Treatment with lignin residue: a novel method for detoxification of lignocellulose hydrolysates.

Acid hydrolysis of lignocellulose to hydrolysates intended for production of fuel ethanol results in the formation of byproducts in addition to fermentable sugars. Some of the byproducts, such as phenolic compounds and furan aldehydes, are inhibitory to the fermenting microorganism. Detoxification of the hydrolysates may be necessary for production of ethanol at a satisfactory rate and yield. The lignin residue obtained after hydrolysis is a material with hydrophobic properties that is produced in large amounts as a byproduct within an ethanol production process based on lignocellulosic raw materials. We have explored the possibility of using this lignin residue for detoxification of spruce dilute-acid hydrolysates prior to fermentation with Saccharomyces cerevisiae. Three dilute-acid hydrolysates of spruce were treated with lignin residue, which in all cases resulted in improved fermentability in terms of productivity and yield of ethanol. The effect was improved by washing the lignin before treatment, by using larger amounts of lignin in the treatment, and by performing the treatment at low temperature. Treatment with the lignin residue removed up to 53% of the phenolic compounds and up to 68% of the furan aldehydes in a spruce dilute-acid hydrolysate. A larger fraction of furfural was removed compared to the less hydrophobic 5-hydroxymethylfurfural.

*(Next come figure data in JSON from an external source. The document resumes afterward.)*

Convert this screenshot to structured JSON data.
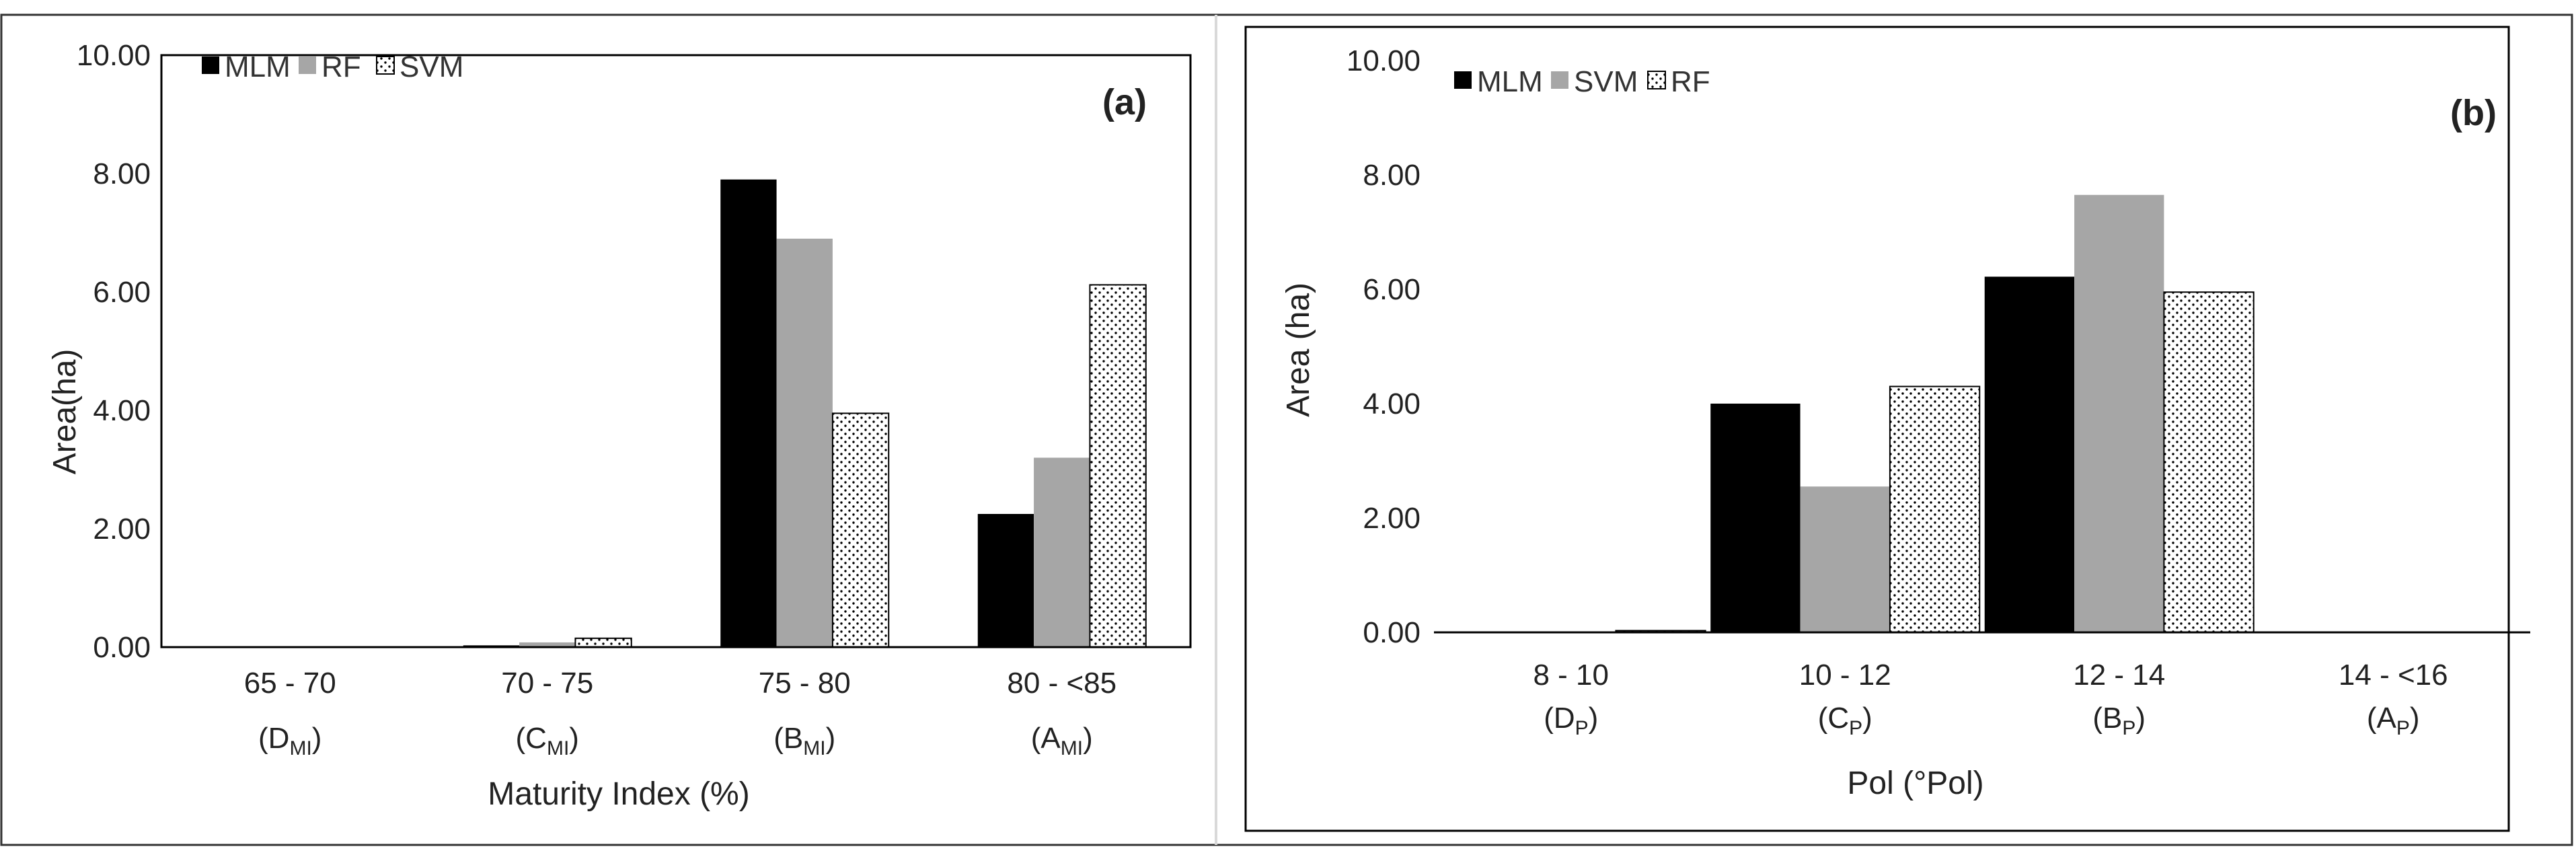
{
  "chart_data": [
    {
      "type": "bar",
      "panel_label": "(a)",
      "title": "",
      "xlabel": "Maturity Index (%)",
      "ylabel": "Area(ha)",
      "ylim": [
        0,
        10
      ],
      "yticks": [
        "0.00",
        "2.00",
        "4.00",
        "6.00",
        "8.00",
        "10.00"
      ],
      "categories": [
        {
          "range": "65 - 70",
          "class_base": "D",
          "class_sub": "MI"
        },
        {
          "range": "70 - 75",
          "class_base": "C",
          "class_sub": "MI"
        },
        {
          "range": "75 - 80",
          "class_base": "B",
          "class_sub": "MI"
        },
        {
          "range": "80 - <85",
          "class_base": "A",
          "class_sub": "MI"
        }
      ],
      "legend_position": "top-left",
      "grid": false,
      "series": [
        {
          "name": "MLM",
          "pattern": "solid-black",
          "values": [
            0.0,
            0.03,
            7.9,
            2.25
          ]
        },
        {
          "name": "RF",
          "pattern": "solid-gray",
          "values": [
            0.0,
            0.08,
            6.9,
            3.2
          ]
        },
        {
          "name": "SVM",
          "pattern": "dotted",
          "values": [
            0.0,
            0.15,
            3.95,
            6.12
          ]
        }
      ]
    },
    {
      "type": "bar",
      "panel_label": "(b)",
      "title": "",
      "xlabel": "Pol (°Pol)",
      "ylabel": "Area (ha)",
      "ylim": [
        0,
        10
      ],
      "yticks": [
        "0.00",
        "2.00",
        "4.00",
        "6.00",
        "8.00",
        "10.00"
      ],
      "categories": [
        {
          "range": "8 - 10",
          "class_base": "D",
          "class_sub": "P"
        },
        {
          "range": "10 - 12",
          "class_base": "C",
          "class_sub": "P"
        },
        {
          "range": "12 - 14",
          "class_base": "B",
          "class_sub": "P"
        },
        {
          "range": "14 - <16",
          "class_base": "A",
          "class_sub": "P"
        }
      ],
      "legend_position": "top-left",
      "grid": false,
      "series": [
        {
          "name": "MLM",
          "pattern": "solid-black",
          "values": [
            0.0,
            4.0,
            6.22,
            0.0
          ]
        },
        {
          "name": "SVM",
          "pattern": "solid-gray",
          "values": [
            0.0,
            2.55,
            7.65,
            0.0
          ]
        },
        {
          "name": "RF",
          "pattern": "dotted",
          "values": [
            0.03,
            4.3,
            5.95,
            0.0
          ]
        }
      ]
    }
  ],
  "colors": {
    "solid-black": "#000000",
    "solid-gray": "#a6a6a6",
    "dotted-bg": "#ffffff",
    "dot": "#000000",
    "axis": "#000000",
    "frame": "#333333"
  }
}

Comparison of the fermentability of enzymatic hydrolyzates of sugarcane bagasse pretreated by steam explosion using different impregnating agents.

Sugarcane bagasse is a potential lignocellulosic feedstock for ethanol production, since it is cheap, readily available, and has a high carbohydrate content. In this work, bagasse was subjected to steam explosion pretreatment with different impregnation conditions. Three parallel pretreatments were carried out, one without any impregnation, a second with sulfur dioxide, and a third with sulfuric acid as the impregnating agent. The pretreatments were performed at 205 degrees C for 10 min. The pretreated material was then hydrolyzed using cellulolytic enzymes. The chemical composition of the hydrolyzates was analyzed. The highest yields of xylose (16.2 g/100 g dry bagasse), arabinose (1.5 g/100 g), and total sugar (52.9 g/100 g) were obtained in the hydrolysis of the SO2 -impregnated bagasse. The H2SO4 -impregnated bagasse gave the highest glucose yield (35.9 g/100 g) but the lowest total sugar yield (42.3 g/100 g) among the three methods. The low total sugar yield from the H2SO4-impregnated bagasse was largely due to by-product formation, as the dehydration of xylose to furfural. Sulfuric acid impregnation led to a three-fold increase in the concentration of the fermentation inhibitors furfural and 5-hydroxymethylfurfural (HMF) and a two-fold increase in the concentration of inhibitory aliphatic acids (formic, acetic, and levulinic acids) compared to the other two pretreatment methods. The total content of phenolic compounds was not strongly affected by the different pretreatment methods, but the quantities of separate phenolic compounds were widely different in the hydrolyzate from the H2SO4-impregnated bagasse compared with the other two hydrolyzates. No major differences in the content of inhibitors were observed in the hydrolyzates obtained from SO2-impregnated and non-impregnated bagasse. The fermentability of all three hydrolyzates was tested with a xylose-utilizing Saccharomyces cerevisiae strain with and without nutrient supplementation. The hydrolyzates of SO2-impregnated and nonimpregnated bagasse showed similar fermentability, whereas the hydrolyzate of H2SO4-impregnated bagasse fermented considerably poorer.